Improved Three-Dimensional Reconstruction of Patient-Specific Carotid Bifurcation Using Deep Learning Based Segmentation of Ultrasound Images

Clinical examination is crucial during diagnostics of many diseases, including carotid artery disease. One of the most commonly used imaging techniques is the ultrasound (US) examination. However, the main drawback of US examination is that only two-dimensional (2D) cross-sectional images are obtained. For a more detailed analysis of the state of the patient’s carotid bifurcation it would be very useful to analyze a three-dimensional (3D) model. Within this study, an improved methodology for the 3D reconstruction is proposed. US images were segmented by using deep convolutional neural networks, and lumen and arterial wall regions are extracted.
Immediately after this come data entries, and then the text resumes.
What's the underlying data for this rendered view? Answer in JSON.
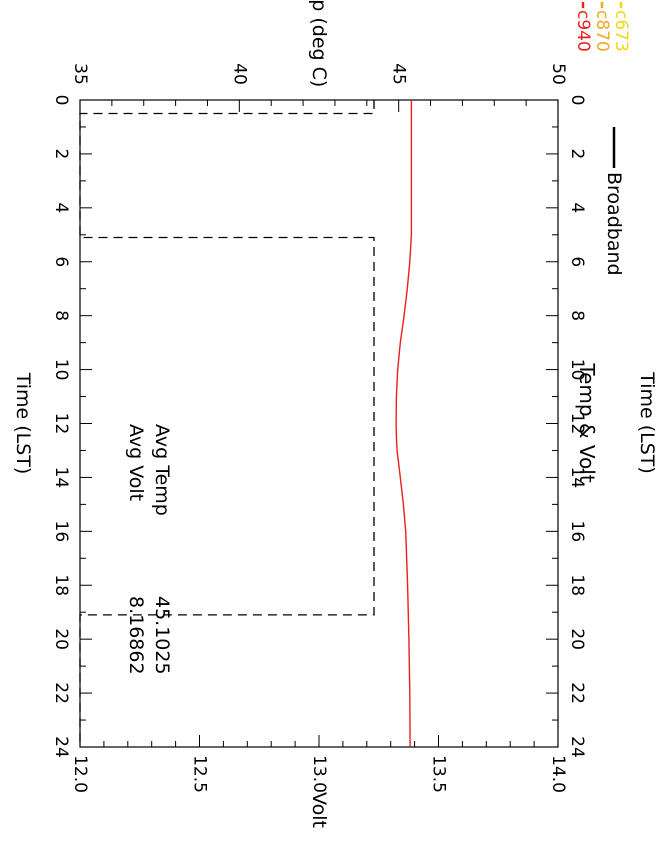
{
  "chart_data": {
    "type": "line",
    "title": "Time (LST)",
    "subtitle": "Temp & Volt",
    "xlabel": "Time (LST)",
    "x_range": [
      0,
      24
    ],
    "x_ticks": [
      0,
      2,
      4,
      6,
      8,
      10,
      12,
      14,
      16,
      18,
      20,
      22,
      24
    ],
    "y_left": {
      "label": "Temp (deg C)",
      "range": [
        35,
        50
      ],
      "ticks": [
        35,
        40,
        45,
        50
      ]
    },
    "y_right": {
      "label": "Volt",
      "range": [
        12.0,
        14.0
      ],
      "ticks": [
        "12.0",
        "12.5",
        "13.0",
        "13.5",
        "14.0"
      ]
    },
    "legend": {
      "placement": "top-right",
      "entries": [
        {
          "name": "c940",
          "color": "#e8211c"
        },
        {
          "name": "c870",
          "color": "#f5a623"
        },
        {
          "name": "c673",
          "color": "#f5d60f"
        },
        {
          "name": "Broadband",
          "color": "#000000"
        }
      ]
    },
    "annotations": [
      {
        "label": "Avg Temp",
        "value": "45.1025"
      },
      {
        "label": "Avg Volt",
        "value": "8.16862"
      }
    ],
    "series": [
      {
        "name": "Temp",
        "axis": "y_left",
        "color": "#e8211c",
        "style": "solid",
        "x": [
          0,
          2,
          4,
          5,
          6,
          7,
          8,
          9,
          10,
          11,
          12,
          12.5,
          13,
          14,
          15,
          16,
          18,
          20,
          22,
          24
        ],
        "y": [
          45.4,
          45.4,
          45.4,
          45.4,
          45.35,
          45.27,
          45.17,
          45.05,
          44.97,
          44.93,
          44.92,
          44.93,
          44.95,
          45.05,
          45.15,
          45.22,
          45.28,
          45.32,
          45.35,
          45.36
        ]
      },
      {
        "name": "Volt",
        "axis": "y_right",
        "color": "#000000",
        "style": "dashed",
        "x": [
          0,
          0.5,
          0.5,
          5.1,
          5.1,
          19.1,
          19.1,
          24
        ],
        "y": [
          13.23,
          13.23,
          12.0,
          12.0,
          13.23,
          13.23,
          12.0,
          12.0
        ]
      }
    ]
  }
}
Instead of using a generic model of the carotid artery as the basis that is further adapted to the particular patient with individual US cross-sectional images, in the presented approach the longitudinal cross-sectional US image of the whole carotid bifurcation is used to extract the shape of the whole geometry, which ensures more realistic 3D model. Computer AI-based 3D reconstruction of patient-specific geometry could ensure more complete view of the carotid bifurcation, but also this geometry could be further used within numerical simulations such as blood flow simulation or simulation of plaque progression, that could provide additional quantitative information useful for clinical diagnostics and treatment planning.